Is caste behind the killing in Vienna and riots in Punjab?
Why did the murder of a preacher in a Sikh temple in Vienna spark riots in the faraway Indian state of Punjab, in which thousands took to the streets to torch cars, trains and battle security forces?
The root cause may lie in India's caste system that Sikhism officially rejects, but that still grips swathes of India's billion-plus people, including in Sikh-dominated Punjab state in northwestern India.
"Via Vienna, Sikh caste war returns, sets Punjab aflame" ran the headline of the Hindustan Times.
The preacher, Guru Sant Rama Nand, 57, was killed in a gurdwara in the Austrian capital in an attack by six men armed with knives and a gun.
He was from the Dera Sach Khand, a religious sect separate from mainstream Sikhism that has a large support base of Indian Dalits, or "untouchables", and other lower castes.
The leader of Dera Sach Khand, Guru Sant Niranjan Das, 68, was wounded in the attack. 
The thousands who went on the rampage in Punjab on Monday were mainly Dalits. Authorities have imposed a curfew in parts of the state, in which three protesters died on Monday in clashes with security forces.
The Dera Sach Khand sect was inspired by the 15th century spiritual leader Ravidas, himself from a lower caste. It differs from mainstream Sikhism, for example, in that it reveres living gurus such as Sant Niranjan Das. Some pious Sikhs find this concept offensive.
Traditional Sikhism recognises 10 gurus who led the community from the founding of the faith by Guru Nanak in the late 15th century. The 10th guru named the religion's holy book, known as the Guru Granth Sahib, as his successor.
Sikhism does not recognise caste, but "the clash in a Vienna gurdwara and the mob fury are yet another manifestation of simmering discontent that Dalits in Punjab feel due to increasing social inequality and oppression in a society that was supposed to be free of it," writes the Times of India.

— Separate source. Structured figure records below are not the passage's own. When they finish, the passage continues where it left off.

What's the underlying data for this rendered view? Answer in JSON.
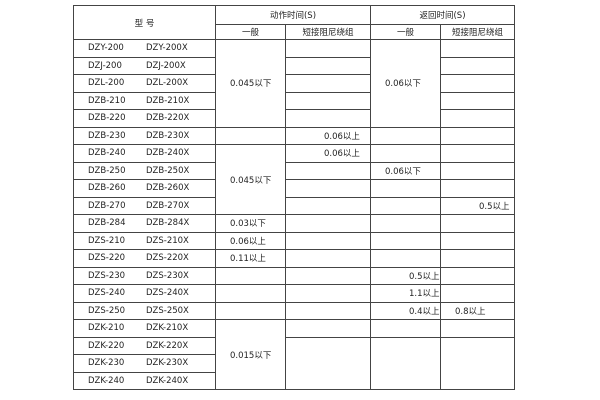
{
  "header": {
    "model": "型  号",
    "action_time": "动作时间(S)",
    "return_time": "返回时间(S)",
    "general": "一般",
    "short_damping": "短接阻尼绕组"
  },
  "rows": [
    {
      "a": "DZY-200",
      "b": "DZY-200X"
    },
    {
      "a": "DZJ-200",
      "b": "DZJ-200X"
    },
    {
      "a": "DZL-200",
      "b": "DZL-200X"
    },
    {
      "a": "DZB-210",
      "b": "DZB-210X"
    },
    {
      "a": "DZB-220",
      "b": "DZB-220X"
    },
    {
      "a": "DZB-230",
      "b": "DZB-230X"
    },
    {
      "a": "DZB-240",
      "b": "DZB-240X"
    },
    {
      "a": "DZB-250",
      "b": "DZB-250X"
    },
    {
      "a": "DZB-260",
      "b": "DZB-260X"
    },
    {
      "a": "DZB-270",
      "b": "DZB-270X"
    },
    {
      "a": "DZB-284",
      "b": "DZB-284X"
    },
    {
      "a": "DZS-210",
      "b": "DZS-210X"
    },
    {
      "a": "DZS-220",
      "b": "DZS-220X"
    },
    {
      "a": "DZS-230",
      "b": "DZS-230X"
    },
    {
      "a": "DZS-240",
      "b": "DZS-240X"
    },
    {
      "a": "DZS-250",
      "b": "DZS-250X"
    },
    {
      "a": "DZK-210",
      "b": "DZK-210X"
    },
    {
      "a": "DZK-220",
      "b": "DZK-220X"
    },
    {
      "a": "DZK-230",
      "b": "DZK-230X"
    },
    {
      "a": "DZK-240",
      "b": "DZK-240X"
    }
  ],
  "values": {
    "act_g_1_5": "0.045以下",
    "act_s_230": "0.06以上",
    "act_s_240": "0.06以上",
    "ret_g_1_5": "0.06以下",
    "act_g_240_270": "0.045以下",
    "ret_g_250": "0.06以下",
    "ret_s_270": "0.5以上",
    "act_g_284": "0.03以下",
    "act_g_s210": "0.06以上",
    "act_g_s220": "0.11以上",
    "ret_g_s230": "0.5以上",
    "ret_g_s240": "1.1以上",
    "ret_g_s250": "0.4以上",
    "ret_s_s250": "0.8以上",
    "act_g_dzk": "0.015以下"
  }
}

In the relatively prosperous state, "caste prejudices and biases remain steeped among followers of Sikhism...facing-off in a festering, endless dispute over rights, rituals and religion."
In such a context, the appeal of sects such as the Dera Sach Khand is easy to understand.
"The legitimacy given to these deras and the steady weaning away of the faithful from the gurdwaras has often rattled the Sikh clergy and its more hardline followers pitting them against the deras," writes the Indian Express.
The caste conflict may have been the cause of the Vienna attack as well.
"Caste has moved beyond India with Indian diaspora as the latter does not move as individuals but takes its cultural baggage along," Vivek Kumar, who teaches sociology in New Delhi's Jawaharlal Nehru University, told the Times of India.
According to some reports, the attackers objected to the temple allowing a living guru to speak in the presence of the holy book.
But Vienna police say they are still unclear on what motivated the kiling.
The temple which was attacked is newer than Vienna's two other Sikh temples and had been gaining popularity, but so far there had been no hostilities between the different groups in Vienna, said Bernhard Fuchs, an ethnologist at Vienna university.
And the city's two other Sikh temples have distanced themselves from the attack and condemned it as against the basic tenets of the Sikh faith.
"The foundation of Sikhism besides brotherly love and care for others, is also the principle of non-violence," they said in an open message.
"Based on these principles, the Sikh religious community in Austria therefore reject all act of fanaticism and condemned this outrageous attack in the strongest term."